A Devoteam Portugal apresentou, no Cloud AI Live Lisboa 2026, uma ativação tecnológica inspirada no Mundial de Futebol 2026 para demonstrar como os ecossistemas de Agentic AI podem responder a desafios empresariais reais. Sob o mote "Escolhe o 11 para ganhar o teu Mundial", a iniciativa convida líderes empresariais a assumirem o papel de selecionadores de equipas de inteligência artificial.
A proposta parte de uma metáfora simples: tal como uma equipa de futebol precisa de jogadores com funções diferentes, também uma estratégia de IA agêntica exige agentes especializados, capazes de colaborar entre si para atingir objetivos complexos. O objetivo da Devoteam é tornar mais tangível um conceito ainda abstrato para muitas organizações: a passagem de modelos de IA generativa isolados para ecossistemas de agentes capazes de atuar de forma coordenada.
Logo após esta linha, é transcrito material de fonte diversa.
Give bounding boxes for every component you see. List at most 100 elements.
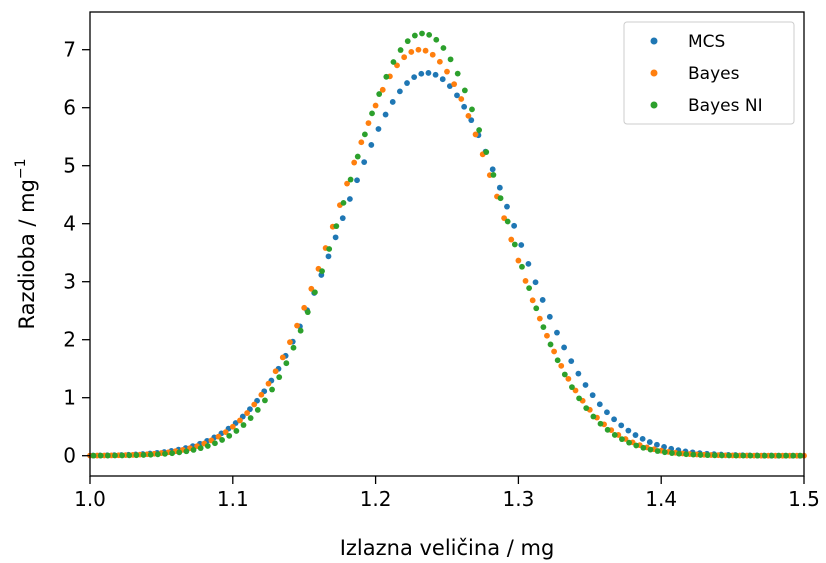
data-point	[444, 68, 450, 75]
data-point	[97, 452, 104, 459]
data-point	[162, 450, 168, 457]
data-point	[533, 305, 540, 312]
data-point	[754, 452, 761, 459]
data-point	[312, 289, 318, 296]
data-point	[354, 177, 360, 184]
data-point	[375, 126, 382, 132]
data-point	[633, 442, 640, 449]
data-point	[408, 49, 415, 55]
data-point	[747, 452, 754, 459]
data-point	[326, 246, 333, 252]
data-point	[529, 297, 536, 304]
data-point	[797, 452, 804, 459]
data-point	[354, 153, 361, 160]
data-point	[704, 452, 711, 459]
data-point	[761, 452, 768, 459]
data-point	[561, 371, 568, 378]
data-point	[339, 215, 346, 222]
series-bayes-ni	[90, 30, 804, 459]
data-point	[790, 452, 797, 459]
data-point	[490, 172, 497, 178]
y-tick-label: 3	[63, 270, 76, 294]
data-point	[347, 196, 353, 202]
data-point	[508, 236, 515, 243]
data-point	[504, 203, 510, 210]
data-point	[425, 70, 432, 76]
data-point	[351, 159, 358, 166]
data-point	[654, 448, 661, 454]
data-point	[229, 423, 236, 430]
data-point	[325, 253, 332, 260]
data-point	[283, 360, 290, 367]
data-point	[575, 370, 582, 377]
data-point	[304, 309, 311, 316]
data-point	[372, 102, 379, 109]
data-point	[540, 324, 547, 330]
data-point	[639, 435, 646, 442]
data-point	[465, 112, 472, 119]
y-axis-label-exponent: −1	[13, 158, 29, 179]
data-point	[469, 106, 475, 113]
data-point	[539, 297, 546, 303]
data-point	[768, 452, 775, 459]
data-point	[376, 91, 383, 97]
data-point	[733, 452, 740, 459]
data-point	[344, 180, 350, 187]
data-point	[468, 117, 475, 124]
data-point	[546, 313, 553, 320]
data-point	[276, 374, 283, 381]
data-point	[783, 452, 790, 459]
data-point	[133, 452, 140, 459]
legend-marker-mcs	[650, 37, 658, 45]
data-point	[140, 452, 147, 458]
data-point	[525, 260, 532, 267]
data-point	[147, 451, 154, 458]
data-point	[397, 47, 404, 53]
data-point	[454, 70, 461, 77]
data-point	[547, 341, 554, 348]
data-point	[233, 428, 240, 434]
data-point	[451, 81, 458, 88]
data-point	[565, 375, 572, 382]
data-point	[576, 395, 582, 402]
data-point	[461, 87, 468, 94]
data-point	[532, 279, 539, 286]
data-point	[112, 452, 118, 459]
data-point	[212, 440, 218, 447]
y-axis-label-main: Razdioba / mg	[15, 179, 39, 329]
y-tick-label: 2	[63, 328, 76, 352]
x-tick-label: 1.0	[74, 487, 106, 511]
data-point	[390, 59, 397, 65]
data-point	[561, 344, 567, 351]
data-point	[515, 257, 522, 264]
data-point	[419, 30, 425, 37]
data-point	[683, 451, 690, 458]
data-point	[436, 58, 443, 65]
data-point	[226, 432, 233, 439]
data-point	[483, 149, 490, 155]
x-axis-label: Izlazna veličina / mg	[340, 536, 555, 560]
data-point	[654, 441, 660, 448]
data-point	[461, 103, 468, 110]
y-tick-label: 5	[63, 154, 76, 178]
y-axis-label: Razdioba / mg−1	[13, 158, 39, 329]
y-tick-label: 7	[63, 38, 76, 62]
data-point	[504, 218, 511, 225]
data-point	[418, 70, 425, 77]
data-point	[697, 452, 704, 458]
data-point	[169, 450, 176, 457]
data-point	[279, 354, 286, 361]
data-point	[536, 315, 543, 322]
data-point	[269, 386, 275, 393]
x-tick-label: 1.5	[788, 487, 820, 511]
data-point	[583, 405, 590, 411]
data-point	[301, 304, 308, 311]
data-point	[222, 429, 229, 436]
data-point	[176, 449, 183, 456]
data-point	[597, 420, 604, 427]
data-point	[240, 422, 247, 428]
data-point	[247, 415, 254, 421]
data-point	[589, 392, 596, 399]
data-point	[497, 195, 504, 202]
Ao contrário dos modelos tradicionais de IA generativa, que respondem a prompts, os sistemas de Agentic AI podem executar tarefas, colaborar com outros agentes, usar ferramentas, manter contexto e apoiar decisões em fluxos de trabalho mais complexos. A ativação procura mostrar esta lógica de forma prática, visual e acessível, traduzindo arquiteturas técnicas em linguagem de negócio.
Durante a experiência, os participantes identificam um desafio empresarial e recebem uma proposta personalizada composta por 11 agentes de IA especializados. Cada agente desempenha uma função específica dentro da estratégia desenhada para responder ao problema apresentado. No final, é criado um card digital personalizado, que pode ser partilhado no LinkedIn.
Para a Devoteam, a iniciativa funciona como uma ferramenta de storytelling visual para desmistificar a IA multiagente. A empresa pretende mostrar que a adoção desta tecnologia não depende apenas de modelos mais poderosos, mas da capacidade de orquestrar agentes, ferramentas, dados e supervisão humana em torno de objetivos concretos.
"O verdadeiro retorno da IA não está em ferramentas isoladas nem em agentes sem supervisão. Está em transformar cada engenheiro num Augmented AI Engineer", afirma Pedro Caeiro, responsável pela unidade de Distributed Cloud na Devoteam. Para o responsável, o valor está na capacidade de orquestrar modelos, agentes e ferramentas com contexto, governance e execução determinística.
Pedro Caeiro sublinha que o design continua humano, mas a implementação passa a ser híbrida. Ao recorrer à metáfora do futebol, a Devoteam quer mostrar às lideranças portuguesas que um ecossistema robusto de IA agêntica não substitui a equipa técnica: multiplica a sua capacidade. Esta combinação entre supervisão humana e execução agêntica é, segundo a empresa, a base de transformações em escala.
A ativação enquadra-se num momento em que a discussão empresarial sobre IA está a evoluir. Depois de uma fase centrada na experimentação com ferramentas generativas, as organizações começam a procurar modelos mais estruturados para aplicar IA em processos reais, com impacto mensurável, governação e integração tecnológica.